Trotzdem vollzog sich im 19. Jahrhundert endlich eine Entwicklung, die die größte Verbreitung der Herz-Jesu-Verehrung, und zwar weltweit, mit sich brachte. Vor der Französischen Revolution war es fast ausschließlich eine heimliche Frömmigkeit. Der hl. Johannes Eudes und die hl. Margareta Maria taten viel, um die Verehrung zu verbreiten. Doch sie wurde für eine sehr verwegene Andacht gehalten, die in der Gesellschaft des 18. Jahrhunderts nur schwer Verständnis fand. So wollte der Sohn des französischen Königs Ludwig XV. in der Kapelle des Schlosses von Versailles einen Herz-Jesu-Altar errichten, hatte dann aber keinen Mut zur Durchführung. Er brachte es nur soweit, eine Herz-Jesu-Statue hinter dem Hochaltar anzubringen, wo sie sich übrigens noch heute befindet. Daran sieht man die Mischung aus wahrer Frömmigkeit und Heimlichkeit, mit der diese Andacht damals behaftet war.

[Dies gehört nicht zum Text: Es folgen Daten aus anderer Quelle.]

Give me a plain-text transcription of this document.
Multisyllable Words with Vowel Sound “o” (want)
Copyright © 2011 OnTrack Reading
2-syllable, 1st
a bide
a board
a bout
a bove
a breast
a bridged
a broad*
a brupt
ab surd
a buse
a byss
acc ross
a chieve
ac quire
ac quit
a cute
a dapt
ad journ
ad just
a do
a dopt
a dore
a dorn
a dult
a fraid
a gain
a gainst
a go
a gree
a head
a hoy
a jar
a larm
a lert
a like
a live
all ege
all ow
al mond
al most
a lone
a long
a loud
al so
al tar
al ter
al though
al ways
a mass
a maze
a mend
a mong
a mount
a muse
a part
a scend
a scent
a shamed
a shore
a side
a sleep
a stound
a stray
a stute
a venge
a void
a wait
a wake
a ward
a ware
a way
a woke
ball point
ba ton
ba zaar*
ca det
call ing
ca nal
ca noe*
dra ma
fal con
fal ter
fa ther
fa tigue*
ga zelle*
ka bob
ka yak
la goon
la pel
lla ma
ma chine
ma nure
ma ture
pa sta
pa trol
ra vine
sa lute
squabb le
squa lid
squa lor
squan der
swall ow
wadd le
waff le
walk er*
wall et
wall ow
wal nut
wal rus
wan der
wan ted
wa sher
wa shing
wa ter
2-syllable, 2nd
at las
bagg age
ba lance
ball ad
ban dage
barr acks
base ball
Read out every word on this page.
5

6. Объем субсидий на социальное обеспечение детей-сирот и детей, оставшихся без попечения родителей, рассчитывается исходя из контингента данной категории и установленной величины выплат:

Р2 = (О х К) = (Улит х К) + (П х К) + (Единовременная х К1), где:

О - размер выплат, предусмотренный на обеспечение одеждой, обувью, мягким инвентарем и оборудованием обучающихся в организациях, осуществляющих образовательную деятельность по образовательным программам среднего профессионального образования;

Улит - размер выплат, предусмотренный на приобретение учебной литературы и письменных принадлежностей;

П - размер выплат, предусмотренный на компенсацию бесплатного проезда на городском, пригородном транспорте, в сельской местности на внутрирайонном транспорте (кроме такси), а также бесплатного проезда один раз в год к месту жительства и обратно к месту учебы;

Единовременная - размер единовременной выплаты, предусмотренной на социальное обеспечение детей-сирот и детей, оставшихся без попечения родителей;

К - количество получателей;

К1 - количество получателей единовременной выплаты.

Im 19. Jahrhundert war der Geist ein anderer: Es war das Jahrhundert der Rückeroberung der Welt durch Unseren Herrn Jesus Christus, der sich am Mariendogma ebenso festmachen ließ wie am Aufblühen der Eucharistischen Andacht, an der Verehrung des Papsttums und der ultramontanistischen Bewegung. Dies alles ereignete sich im Gleichschritt mit der Ausbreitung der Herz-Jesu-Verehrung.
Der Zusammenhang zwischen dem aufblühenden Katholizismus und der Andacht zum Heiligsten Herzen Jesu könnte man so darstellen: Im Hinblick auf die Barmherzigkeit, die Güte und die Vergebung straft Unser Herr die Menschen nicht mit dem Maß, das sie verdient hätten, sondern er tut ihnen stattdessen etwas Gutes, das sich eigentlich nicht verdient haben. Er will durch seine Barmherzigkeit und durch einen Überfluss an Gnaden, selbst wenn diese nicht mehr angenommen werden, eine aufständische Menschheit zurückerobern. So sehen wir, wie er Schritt für Schritt die Welt erobert.
Im 20. Jahrhundert kamen die Schneestürme des Progressismus und des Modernismus, die ungestraft über die Welt hereinbrachen, obgleich sie von Papst Pius X. formell verurteilt wurden. Von da an vernehmen wir keine großen Frömmigkeitsbewegungen mehr. Aber: Das Heiligste Herz Jesu ist eine unversiegbare Quelle von Gnaden, die durch das Unbefleckte Herz Mariens, den Kanal aller Gnaden, fließt, und die Menschheit überschwemmt, um sie zurückzuerobern.
Quelle: Plinio Corrêa de Oliveira, Die Herz-Jesu-Verehrung. Betrachtungen und Kommentare, Frankfurt am Main 2015, S. 46-51.